You should also provide the noticing attorney with a copy of your fee schedule that notes depositions are between $250-$350 per hour (up to you) with a two-hour minimum, and that a check needs to be furnished at the time of deposition.
Consult With the Plaintiff's Attorney?
There are competing theories as to whether this is a good idea. Technically, the plaintiff's attorney does not represent you at the deposition and, thus, you do not enjoy any protections from the attorney-client privilege. This means anything you talk about with the plaintiff's attorney or anyone in their office (as well as all correspondence you have with the plaintiff's attorney's office) can be asked about by the defense attorney.
Regardless, I am of the opinion that there is more to be gained than lost by having a brief conversation with the plaintiff's attorney prior to a deposition. It is always better to learn the inside scoop about a case ahead of time, rather than be surprised on the record.
Follow the Rules
As a matter of housekeeping, the court reporter will require that you use only verbal responses (no "uh-huh" or "nuh-uh," shrugging shoulders, etc.) and that only one person speak at a time. You will also be required to give your best estimate without guessing (this means you can't say, "I don't know" to questions such as, "How many times did you see the patient?" or "How much face time did you spend with the patient on an average visit?")

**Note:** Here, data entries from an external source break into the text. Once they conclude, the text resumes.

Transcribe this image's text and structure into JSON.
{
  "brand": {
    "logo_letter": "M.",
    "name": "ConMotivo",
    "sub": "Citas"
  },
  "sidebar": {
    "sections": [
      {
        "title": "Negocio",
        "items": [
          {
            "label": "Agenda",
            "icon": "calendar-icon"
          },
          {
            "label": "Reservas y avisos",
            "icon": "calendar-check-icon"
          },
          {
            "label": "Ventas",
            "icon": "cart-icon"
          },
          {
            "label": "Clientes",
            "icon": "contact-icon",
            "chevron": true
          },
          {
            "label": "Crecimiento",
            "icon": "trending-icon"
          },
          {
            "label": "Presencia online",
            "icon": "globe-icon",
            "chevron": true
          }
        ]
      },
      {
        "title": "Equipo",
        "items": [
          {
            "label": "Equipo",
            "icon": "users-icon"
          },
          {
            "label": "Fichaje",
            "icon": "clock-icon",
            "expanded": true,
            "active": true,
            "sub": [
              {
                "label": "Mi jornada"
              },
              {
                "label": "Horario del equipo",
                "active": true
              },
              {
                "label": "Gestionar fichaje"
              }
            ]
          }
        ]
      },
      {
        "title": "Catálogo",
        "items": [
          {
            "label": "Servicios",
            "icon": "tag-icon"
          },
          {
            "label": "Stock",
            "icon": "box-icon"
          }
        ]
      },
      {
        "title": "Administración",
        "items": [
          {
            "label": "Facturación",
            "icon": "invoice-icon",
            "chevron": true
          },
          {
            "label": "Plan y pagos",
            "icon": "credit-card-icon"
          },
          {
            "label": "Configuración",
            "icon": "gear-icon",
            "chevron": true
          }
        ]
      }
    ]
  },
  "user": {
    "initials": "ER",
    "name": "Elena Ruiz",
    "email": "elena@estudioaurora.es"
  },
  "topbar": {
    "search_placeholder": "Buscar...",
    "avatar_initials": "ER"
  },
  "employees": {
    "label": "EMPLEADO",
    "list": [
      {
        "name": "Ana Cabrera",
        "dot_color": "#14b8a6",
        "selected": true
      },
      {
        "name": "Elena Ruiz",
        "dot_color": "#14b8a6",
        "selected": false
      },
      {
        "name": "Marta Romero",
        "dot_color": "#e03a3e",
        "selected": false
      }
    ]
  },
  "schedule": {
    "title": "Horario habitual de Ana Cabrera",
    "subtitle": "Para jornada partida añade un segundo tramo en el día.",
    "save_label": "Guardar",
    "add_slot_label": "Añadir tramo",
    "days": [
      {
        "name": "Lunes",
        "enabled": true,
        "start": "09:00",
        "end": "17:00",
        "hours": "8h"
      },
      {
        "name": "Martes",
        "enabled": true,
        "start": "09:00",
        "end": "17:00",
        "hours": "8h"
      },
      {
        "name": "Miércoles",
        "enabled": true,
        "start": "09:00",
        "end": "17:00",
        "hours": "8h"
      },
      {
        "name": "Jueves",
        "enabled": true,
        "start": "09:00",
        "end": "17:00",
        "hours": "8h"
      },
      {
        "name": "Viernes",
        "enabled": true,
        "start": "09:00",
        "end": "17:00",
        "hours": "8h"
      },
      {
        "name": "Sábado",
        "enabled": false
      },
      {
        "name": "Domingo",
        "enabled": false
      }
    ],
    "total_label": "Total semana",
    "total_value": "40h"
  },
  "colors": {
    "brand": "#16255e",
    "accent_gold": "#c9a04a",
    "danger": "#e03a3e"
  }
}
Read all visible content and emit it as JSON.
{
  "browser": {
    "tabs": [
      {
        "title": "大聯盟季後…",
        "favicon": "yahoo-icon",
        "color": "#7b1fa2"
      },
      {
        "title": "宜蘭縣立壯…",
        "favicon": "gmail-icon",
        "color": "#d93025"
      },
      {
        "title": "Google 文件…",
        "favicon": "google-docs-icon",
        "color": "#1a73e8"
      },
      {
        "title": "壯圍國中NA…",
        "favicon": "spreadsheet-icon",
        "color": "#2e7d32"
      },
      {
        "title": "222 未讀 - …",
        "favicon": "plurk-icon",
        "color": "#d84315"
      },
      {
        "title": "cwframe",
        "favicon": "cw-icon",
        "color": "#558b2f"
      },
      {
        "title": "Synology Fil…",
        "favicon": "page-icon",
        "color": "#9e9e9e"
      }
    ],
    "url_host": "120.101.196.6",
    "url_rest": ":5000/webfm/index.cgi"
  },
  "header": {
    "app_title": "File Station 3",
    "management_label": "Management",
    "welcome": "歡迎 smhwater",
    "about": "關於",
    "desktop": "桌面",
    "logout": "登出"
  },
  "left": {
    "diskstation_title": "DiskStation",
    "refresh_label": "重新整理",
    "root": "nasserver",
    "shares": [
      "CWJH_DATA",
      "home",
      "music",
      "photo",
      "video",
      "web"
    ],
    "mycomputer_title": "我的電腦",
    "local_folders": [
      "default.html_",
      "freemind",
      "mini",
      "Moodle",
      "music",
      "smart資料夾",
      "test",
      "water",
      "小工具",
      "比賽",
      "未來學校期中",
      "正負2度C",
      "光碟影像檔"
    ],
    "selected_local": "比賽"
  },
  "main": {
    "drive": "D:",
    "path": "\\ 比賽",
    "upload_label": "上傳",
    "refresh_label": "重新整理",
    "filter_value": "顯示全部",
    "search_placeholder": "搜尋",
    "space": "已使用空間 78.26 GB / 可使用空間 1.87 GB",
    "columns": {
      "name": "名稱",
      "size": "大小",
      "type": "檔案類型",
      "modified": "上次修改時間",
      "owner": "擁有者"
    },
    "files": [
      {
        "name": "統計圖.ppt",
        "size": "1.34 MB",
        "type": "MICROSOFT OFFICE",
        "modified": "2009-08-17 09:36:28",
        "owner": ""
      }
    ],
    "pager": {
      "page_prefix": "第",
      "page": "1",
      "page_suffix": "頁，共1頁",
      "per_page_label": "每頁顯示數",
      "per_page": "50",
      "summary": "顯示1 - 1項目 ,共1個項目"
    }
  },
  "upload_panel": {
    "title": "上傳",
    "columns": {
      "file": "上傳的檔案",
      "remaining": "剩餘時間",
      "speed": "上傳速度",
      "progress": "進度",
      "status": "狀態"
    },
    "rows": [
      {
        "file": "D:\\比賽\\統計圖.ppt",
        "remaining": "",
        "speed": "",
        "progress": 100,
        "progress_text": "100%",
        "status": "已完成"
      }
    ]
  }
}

Remember, this isn't a memory test. If you don't remember something, you are free to say you don't remember. If something happened a year ago, you are not expected to have specific recollection of it outside of what is written in your chart. Don't try and guess or speculate about things you don't know or can't remember.
In the end, try and be calm and confident. You are the leading expert in the musculoskeletal condition of your patient and the treatment you rendered to them. You went to school for many years to gain an expertise in those subjects; and regardless of how well-prepared the attorney is, you know more than they do.
Attorneys are interested in your answers, but they are also trying to ascertain whether you would be a credible witness at trial. Doctors who are perceived as confident and credible witnesses / experts make the case less likely to go to trial and more likely to resolve for good value.
Chiropractors who are well-prepared (both in their workup of the case and for their deposition specifically); have set the terms of their deposition; have consulted with plaintiff's counsel; and follow the ground rules, can walk out of a deposition knowing they protected their reputation and aided in the litigation of their patient's PI case.